IMAP/SSL traffic on port 993 constitutes less than 1% of total ISP traffic but accounts for nearly one third of all false positives in the RTTdiff exploit, because IMAP's non-RESTful multi-connection pattern violates the request-response correlation assumption. The overall per-flow FPR is bounded at 0.6–0.7% (on par with GFW's estimated FPR against fully-encrypted proxies), but implementing a pre-filter to whitelist IMAP traffic reduces the FPR by approximately one third, making the fingerprint substantially more precise.
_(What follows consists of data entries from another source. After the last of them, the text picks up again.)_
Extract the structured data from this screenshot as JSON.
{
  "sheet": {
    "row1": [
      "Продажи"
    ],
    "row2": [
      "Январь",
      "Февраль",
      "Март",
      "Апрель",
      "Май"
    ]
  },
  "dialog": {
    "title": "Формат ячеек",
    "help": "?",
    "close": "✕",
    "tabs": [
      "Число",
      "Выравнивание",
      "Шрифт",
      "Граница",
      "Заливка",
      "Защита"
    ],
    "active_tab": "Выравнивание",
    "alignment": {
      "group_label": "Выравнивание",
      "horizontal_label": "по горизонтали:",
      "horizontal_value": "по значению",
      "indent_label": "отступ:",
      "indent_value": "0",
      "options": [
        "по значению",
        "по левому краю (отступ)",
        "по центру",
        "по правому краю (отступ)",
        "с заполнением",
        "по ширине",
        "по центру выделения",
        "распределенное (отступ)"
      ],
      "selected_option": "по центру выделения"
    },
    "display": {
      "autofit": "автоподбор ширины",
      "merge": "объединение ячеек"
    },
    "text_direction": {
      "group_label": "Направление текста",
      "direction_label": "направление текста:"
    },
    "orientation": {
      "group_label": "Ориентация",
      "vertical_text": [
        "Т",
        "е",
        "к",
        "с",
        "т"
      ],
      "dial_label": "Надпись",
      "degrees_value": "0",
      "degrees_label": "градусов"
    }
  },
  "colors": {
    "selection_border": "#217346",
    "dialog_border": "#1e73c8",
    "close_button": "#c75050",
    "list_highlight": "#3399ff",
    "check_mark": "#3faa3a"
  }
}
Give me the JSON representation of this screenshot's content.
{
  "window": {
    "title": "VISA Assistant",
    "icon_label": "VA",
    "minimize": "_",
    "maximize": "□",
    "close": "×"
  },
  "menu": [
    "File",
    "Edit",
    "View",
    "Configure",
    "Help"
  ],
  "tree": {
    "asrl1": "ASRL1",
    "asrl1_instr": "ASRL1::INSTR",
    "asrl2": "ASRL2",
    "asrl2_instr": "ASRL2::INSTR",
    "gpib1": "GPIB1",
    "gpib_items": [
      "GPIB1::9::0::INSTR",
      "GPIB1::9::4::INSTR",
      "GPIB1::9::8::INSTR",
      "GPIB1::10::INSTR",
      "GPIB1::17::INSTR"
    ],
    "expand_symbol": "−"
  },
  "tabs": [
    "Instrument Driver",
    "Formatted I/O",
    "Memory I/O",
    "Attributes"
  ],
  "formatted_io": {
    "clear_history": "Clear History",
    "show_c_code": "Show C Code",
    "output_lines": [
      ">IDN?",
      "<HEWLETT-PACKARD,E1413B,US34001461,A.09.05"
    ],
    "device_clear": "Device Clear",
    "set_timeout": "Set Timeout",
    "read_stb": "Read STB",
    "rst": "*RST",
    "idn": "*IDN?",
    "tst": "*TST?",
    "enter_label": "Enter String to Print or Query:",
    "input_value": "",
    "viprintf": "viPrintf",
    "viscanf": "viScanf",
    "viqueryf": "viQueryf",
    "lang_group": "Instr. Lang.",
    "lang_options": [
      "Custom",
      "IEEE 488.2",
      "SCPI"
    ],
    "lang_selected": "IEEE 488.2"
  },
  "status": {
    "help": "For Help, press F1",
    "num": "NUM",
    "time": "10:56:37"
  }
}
From 2025-xue-discriminative — The Discriminative Power of Cross-layer RTTs in Fingerprinting Proxy Traffic
· §VI-C-3, Table III
· 2025
· Network and Distributed System Security
Implications
Circumvention protocols that mimic non-RESTful traffic patterns (e.g., IMAP, streaming, multiplexed HTTP/2 push) naturally reduce RTTdiff detection accuracy—consider multiplexed or bidirectional-stream designs that defeat cross-correlation ARTT estimation.
Censors combining RTTdiff with protocol-specific filters (e.g., post-filtering out known IMAP SNIs) can achieve very low collateral damage; defense-in-depth obfuscation is necessary to prevent straightforward refinement of the attack.